Open This Weekend Only, This Immersive Play about Baseball Walks Audiences Through Riders Field

Kitchen Dog Theater is putting on its latest offering, Safe at Home, inside the Frisco RoughRiders’ ballpark.
The cast of Kitchen Dog Theater's production of "Safe at Home," which is staged inside Riders Field. Jordan Fraker

After the Texas Rangers won the World Series last month, one of the plot points of Safe at Home no longer rang true. Set during Game 7 of the 2024 World Series, the play revolves around a face-off between the San Diego Padres and the Texas Rangers. Until this year, both teams were among the previously six—now five—Major League Baseball franchises that had never taken home a championship ring. As of November 1, the reality of that plot point might have changed, but the heart of the play, which Kitchen Dog Theater opens at Riders Field December 7, remains the same. 

Yes, you read that right. This weekend, and this weekend only, the home of the Frisco RoughRiders becomes the stage for an immersive play about baseball. 

Artistic director Tina Parker knew the company’s 33rd season would pose a particular set of challenges. For five years, the group has been performing at the Trinity River Arts Center, but the lease on that black box theater was up. And while Kitchen Dog does own a new theater space just north of the Design District, it’s not ready yet. The company recently relaunched a capital campaign to raise funds, and managing director Tim Johnson says they hope to begin building renovations by the end of the year. 

In the meantime, they remain itinerant. But this season, they’re making it look fun. First, a play at a ballpark; in February, a play about fitness in a crossfit gym. The third show has yet to be announced. “We were going to be a nomad company no matter what,” Parker says. “So we decided to just lean in for the entire season.”

Up first to bat: the ballpark. Safe at Home came across Parker’s radar earlier this year at the annual meeting of the National New Play Network, a group of theaters dedicated to producing new theater. It was pitched to her by her longtime friend Jack Reuler, who founded and ran Minneapolis’ now-closed Mixed Blood Theatre for 46 years and is directing Kitchen Dog’s production of the show. 

He’s directed this play twice before: First at CHS Field, the Minnesota Twins Triple-A affiliate ballpark, home to the St. Paul Saints. Then, earlier this year he directed a production of Arizona State University students at Diablo Stadium, a Tempe ballpark that is home to the Los Angeles Angels feeder team.

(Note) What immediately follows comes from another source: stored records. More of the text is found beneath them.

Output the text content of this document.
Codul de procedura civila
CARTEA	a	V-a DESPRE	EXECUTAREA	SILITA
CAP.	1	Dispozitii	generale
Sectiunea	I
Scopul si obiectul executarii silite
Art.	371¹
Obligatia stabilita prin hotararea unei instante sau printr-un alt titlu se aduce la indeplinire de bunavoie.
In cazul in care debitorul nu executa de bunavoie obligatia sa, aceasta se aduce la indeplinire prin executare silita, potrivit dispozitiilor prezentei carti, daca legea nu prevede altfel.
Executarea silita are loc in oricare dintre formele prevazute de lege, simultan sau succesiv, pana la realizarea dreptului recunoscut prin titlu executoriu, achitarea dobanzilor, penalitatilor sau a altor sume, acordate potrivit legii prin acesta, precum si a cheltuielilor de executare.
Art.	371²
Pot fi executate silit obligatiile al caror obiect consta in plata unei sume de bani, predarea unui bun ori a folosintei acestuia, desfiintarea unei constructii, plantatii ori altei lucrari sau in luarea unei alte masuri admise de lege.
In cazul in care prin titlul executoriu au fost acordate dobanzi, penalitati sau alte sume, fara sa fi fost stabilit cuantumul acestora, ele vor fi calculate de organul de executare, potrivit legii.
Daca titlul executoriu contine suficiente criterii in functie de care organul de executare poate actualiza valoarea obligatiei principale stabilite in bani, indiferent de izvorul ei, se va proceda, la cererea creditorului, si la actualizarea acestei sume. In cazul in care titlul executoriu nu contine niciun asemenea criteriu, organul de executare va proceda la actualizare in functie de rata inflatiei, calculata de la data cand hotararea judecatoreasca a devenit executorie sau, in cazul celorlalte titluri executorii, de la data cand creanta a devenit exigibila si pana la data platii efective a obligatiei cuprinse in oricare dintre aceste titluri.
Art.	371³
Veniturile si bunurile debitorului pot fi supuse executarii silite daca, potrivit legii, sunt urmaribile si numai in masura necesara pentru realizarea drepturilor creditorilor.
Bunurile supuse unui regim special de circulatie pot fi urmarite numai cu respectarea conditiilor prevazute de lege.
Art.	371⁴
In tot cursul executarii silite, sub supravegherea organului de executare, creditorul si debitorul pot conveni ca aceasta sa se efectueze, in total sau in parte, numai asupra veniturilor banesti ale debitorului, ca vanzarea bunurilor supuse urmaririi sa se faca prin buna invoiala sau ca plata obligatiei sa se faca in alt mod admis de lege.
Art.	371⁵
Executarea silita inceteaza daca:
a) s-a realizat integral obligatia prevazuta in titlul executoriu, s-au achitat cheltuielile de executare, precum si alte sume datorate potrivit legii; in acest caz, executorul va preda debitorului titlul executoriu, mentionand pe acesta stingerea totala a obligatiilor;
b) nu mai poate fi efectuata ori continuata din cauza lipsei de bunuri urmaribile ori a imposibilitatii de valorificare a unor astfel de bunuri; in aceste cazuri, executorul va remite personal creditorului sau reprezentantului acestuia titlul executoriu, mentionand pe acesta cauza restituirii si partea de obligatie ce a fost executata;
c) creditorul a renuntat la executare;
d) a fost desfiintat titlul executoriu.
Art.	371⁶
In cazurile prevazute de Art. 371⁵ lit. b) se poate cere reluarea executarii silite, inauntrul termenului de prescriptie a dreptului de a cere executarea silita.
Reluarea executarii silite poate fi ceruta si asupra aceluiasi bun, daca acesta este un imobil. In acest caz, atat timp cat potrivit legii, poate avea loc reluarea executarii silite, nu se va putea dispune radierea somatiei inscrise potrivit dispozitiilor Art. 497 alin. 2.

Throughout his career, Reuler has directed numerous plays about sports. So much so that he was featured in Sports Illustrated in the ’80s. He sees the two as complementary forms of entertainment. “Theater is based on conflict that has some sort of resolution that leads you to feel, behave, or think differently about the world in which you live,” Reuler says. “That’s what any sports competition does. You have protagonists and antagonists and you don’t know how it’s going to turn out.” 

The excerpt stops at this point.